Liputan6.com, Aceh Besar – Sepuluh tahun berlalu, kedahsyatan tsunami Aceh tinggal terpasak jelas di benak. Mayat-mayat bergelimpangan, bangunan rata dengan tanah, hingga kapal besar yang terdampar di pemukiman warga.
Tsunami Aceh pada 26 Desember 2004 memang menjadi kesialan paling besar di abad ke-21. Tanda kedahsyatan gelombang tsunami yang menelan beberapa ratus ribu umpan nyawa itu bahkan lagi bisa disaksikan hingga hari ini.
Salah satu bukti kedahsyatan itu yaitu berpindahnya kubah tempat ibadah bermutu 80 ton di Desa Gurah, Peukan Bada, Aceh Besar. Kubah yang kini dikenal dengan nama Tempat ibadah Al-Tsunami ini dulunya adalah kubah tempat ibadah Jamik di Desa Lamteungoh, Peukan Bada, Aceh Besar.
Saat gelombang tsunami menerjang Aceh 2004 lalu, seluruh bangunan tempat ibadah rongsok dan melainkan cacingan kubah tempat ibadah berdiameter 4×4 meter. Kubah itu terbawa arus gelombang sejauh 2,5 km dan terdampar di Desa Gurah.
Berpindahnya kubah tempat ibadah ini di luar nalar Sidang. Kubah 80 ton itu terombang-ambing gelombang tsunami mengungguli pemukiman warga. Kelapangan ini akhirnya memanifestasikan cerita yang menyuarakan kubah diangkat oleh salah satu imam besar Aceh bersama 3 muridnya hingga menukik posisi.

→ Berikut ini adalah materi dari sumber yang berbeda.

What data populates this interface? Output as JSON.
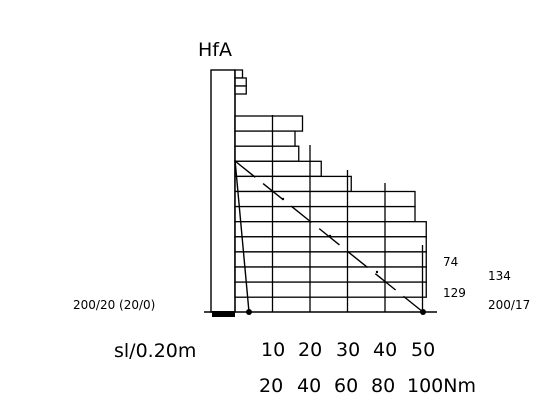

“Dulu ada tamu yang datang ke sini, saat sampai di pintu gerbang masuk dia berhenti dan tercengang, hingga pembela bertanya, Mengapa? Lalu orang itu menjawab kubah tempat ibadah ini diangkat oleh Tengku Hamzah Fansuri, beserta tiga muridnya yang memakai jubah putih,” cerita Sriana, pemimpin di kawasan yang kini dijadikan lindungan budaya tsunami itu.
Syeikh Hamzah Al Fansuri adalah alim besar Aceh. Makamnya beruang di Desa Puncak Panco, Peukan Bada, Aceh Besar, yang lokasinya tak jauh dari kubah masjid.
“Memang kuburan Tgk Hamzah Fansuri kan di situ, ada serta kuburan 3 muridnya. Tapi itu kan nggak bisa dibuktikan, yang halal ini semua karena kuasa Allah,” kata Sriana, ibu rumah tangga yang menjadi malim wisata di kedudukan tersimpul sejak beberapa tahun lalu.
Sriana menyambung ceritanya, sebelum kubah tertulis terdampar di lokasinya saat ini, kubah Tempat ibadah Al-Tsunami itu tampak berputar–putar di segenap Kampungan Gurah.
“Kubah ini terapung diawal mulanya sampai ke sudut bukit, namun pas gelombang ke-2 hanyut sedang ke culun ini dan itu berputar–putar seperti mencari posisi dudukan yang pas,” kata dia.